Synopsis: Patient Evan tells nurse Quinn that his girlfriend Courtney died exactly when new phone app Countdown said she would, and his own death is several hours away. Quinn downloads Countdown, and learns she has three days to live. Haunted by Courtney’s ghost, Evan dies in the hospital staircase, exactly when predicted. Realising that Countdown is no joke, Quinn starts seeing things. Unable to delete the app, Quinn buys a brand new phone at Derek’s shop – but the app reappears on it, and the countdown continues. Quinn meets Countdown user Matt, who has even less time.
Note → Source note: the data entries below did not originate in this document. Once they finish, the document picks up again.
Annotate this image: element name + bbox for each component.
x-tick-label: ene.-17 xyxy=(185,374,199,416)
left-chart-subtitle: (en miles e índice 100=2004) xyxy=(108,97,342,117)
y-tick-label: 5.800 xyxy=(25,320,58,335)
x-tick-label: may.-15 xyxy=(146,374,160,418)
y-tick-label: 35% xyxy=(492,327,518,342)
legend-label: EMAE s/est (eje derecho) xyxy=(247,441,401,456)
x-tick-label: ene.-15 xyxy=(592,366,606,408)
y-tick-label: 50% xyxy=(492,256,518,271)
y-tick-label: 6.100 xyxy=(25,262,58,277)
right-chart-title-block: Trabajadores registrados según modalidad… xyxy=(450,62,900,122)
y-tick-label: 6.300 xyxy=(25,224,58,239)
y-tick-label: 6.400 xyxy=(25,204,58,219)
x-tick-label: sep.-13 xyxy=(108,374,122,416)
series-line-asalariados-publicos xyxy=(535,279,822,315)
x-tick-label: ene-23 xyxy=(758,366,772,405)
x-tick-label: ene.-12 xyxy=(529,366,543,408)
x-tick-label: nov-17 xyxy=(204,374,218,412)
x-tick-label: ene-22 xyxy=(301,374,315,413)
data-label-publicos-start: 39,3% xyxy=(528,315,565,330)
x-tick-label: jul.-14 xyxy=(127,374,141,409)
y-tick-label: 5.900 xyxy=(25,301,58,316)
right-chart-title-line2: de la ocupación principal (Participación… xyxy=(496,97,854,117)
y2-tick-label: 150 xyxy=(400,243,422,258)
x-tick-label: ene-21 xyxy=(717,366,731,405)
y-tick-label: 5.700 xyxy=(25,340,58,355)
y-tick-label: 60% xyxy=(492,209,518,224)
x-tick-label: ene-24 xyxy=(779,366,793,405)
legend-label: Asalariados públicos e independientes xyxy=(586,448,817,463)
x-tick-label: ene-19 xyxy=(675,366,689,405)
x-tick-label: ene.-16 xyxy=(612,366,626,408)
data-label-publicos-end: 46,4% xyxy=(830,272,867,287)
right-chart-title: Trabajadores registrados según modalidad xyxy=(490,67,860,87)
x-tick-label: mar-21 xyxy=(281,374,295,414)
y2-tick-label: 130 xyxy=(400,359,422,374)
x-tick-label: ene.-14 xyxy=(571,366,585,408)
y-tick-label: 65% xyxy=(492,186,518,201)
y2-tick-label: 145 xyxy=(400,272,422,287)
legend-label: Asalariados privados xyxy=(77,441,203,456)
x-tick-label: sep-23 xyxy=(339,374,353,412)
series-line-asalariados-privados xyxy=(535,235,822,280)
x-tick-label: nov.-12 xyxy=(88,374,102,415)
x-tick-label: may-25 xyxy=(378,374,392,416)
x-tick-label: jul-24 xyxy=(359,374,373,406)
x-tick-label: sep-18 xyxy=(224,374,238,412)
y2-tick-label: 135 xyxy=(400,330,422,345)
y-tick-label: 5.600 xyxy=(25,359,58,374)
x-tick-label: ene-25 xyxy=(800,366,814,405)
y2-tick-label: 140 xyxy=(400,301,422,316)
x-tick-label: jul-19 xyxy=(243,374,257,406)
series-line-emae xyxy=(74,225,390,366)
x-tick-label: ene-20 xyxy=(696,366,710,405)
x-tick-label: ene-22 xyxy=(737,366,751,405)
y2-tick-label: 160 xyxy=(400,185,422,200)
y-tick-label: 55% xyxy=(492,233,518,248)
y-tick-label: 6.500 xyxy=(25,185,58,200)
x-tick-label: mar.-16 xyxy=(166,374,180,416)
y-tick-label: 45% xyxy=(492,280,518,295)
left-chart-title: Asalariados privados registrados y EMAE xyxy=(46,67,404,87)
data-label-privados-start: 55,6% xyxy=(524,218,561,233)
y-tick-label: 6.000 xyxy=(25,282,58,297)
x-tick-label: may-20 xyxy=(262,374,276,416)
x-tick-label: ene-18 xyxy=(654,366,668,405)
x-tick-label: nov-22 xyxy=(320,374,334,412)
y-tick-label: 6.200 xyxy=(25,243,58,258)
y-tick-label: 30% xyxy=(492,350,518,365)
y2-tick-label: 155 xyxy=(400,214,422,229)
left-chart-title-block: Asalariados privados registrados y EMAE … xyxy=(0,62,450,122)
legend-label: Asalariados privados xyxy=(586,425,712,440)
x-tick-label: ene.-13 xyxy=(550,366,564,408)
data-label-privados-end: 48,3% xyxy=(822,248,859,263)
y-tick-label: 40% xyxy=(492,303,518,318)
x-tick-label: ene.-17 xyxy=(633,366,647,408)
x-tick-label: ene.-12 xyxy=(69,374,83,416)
Quinn’s younger sister Jordan has also downloaded Countdown, and is due to die minutes before Quinn. They visit Father John, who tells them of the demon Ozhin, and suggests hacking the app. Derek hacks it and sets their death times for decades later – but the times reset. John suggests that, if anyone dies before or after their allotted time, Ozhin will be defeated; so until Matt’s time has passed, they should stay inside a ritual circle keeping them safe from Ozhin. Impersonating Matt’s late brother, Ozhin lures Matt out. Matt is killed by a car. Knowing that Countdown has assigned decades of life to a sexually predatory hospital doctor, Quinn tries to kill him, but Ozhin intervenes. As Ozhin is about to take Jordan, Quinn injects herself with a morphine overdose, dying before her time. Ozhin disintegrates. Following written instructions, Jordan resuscitates Quinn with adrenaline. Quinn receives a phone alert that Countdown Version 2.0 is uploading.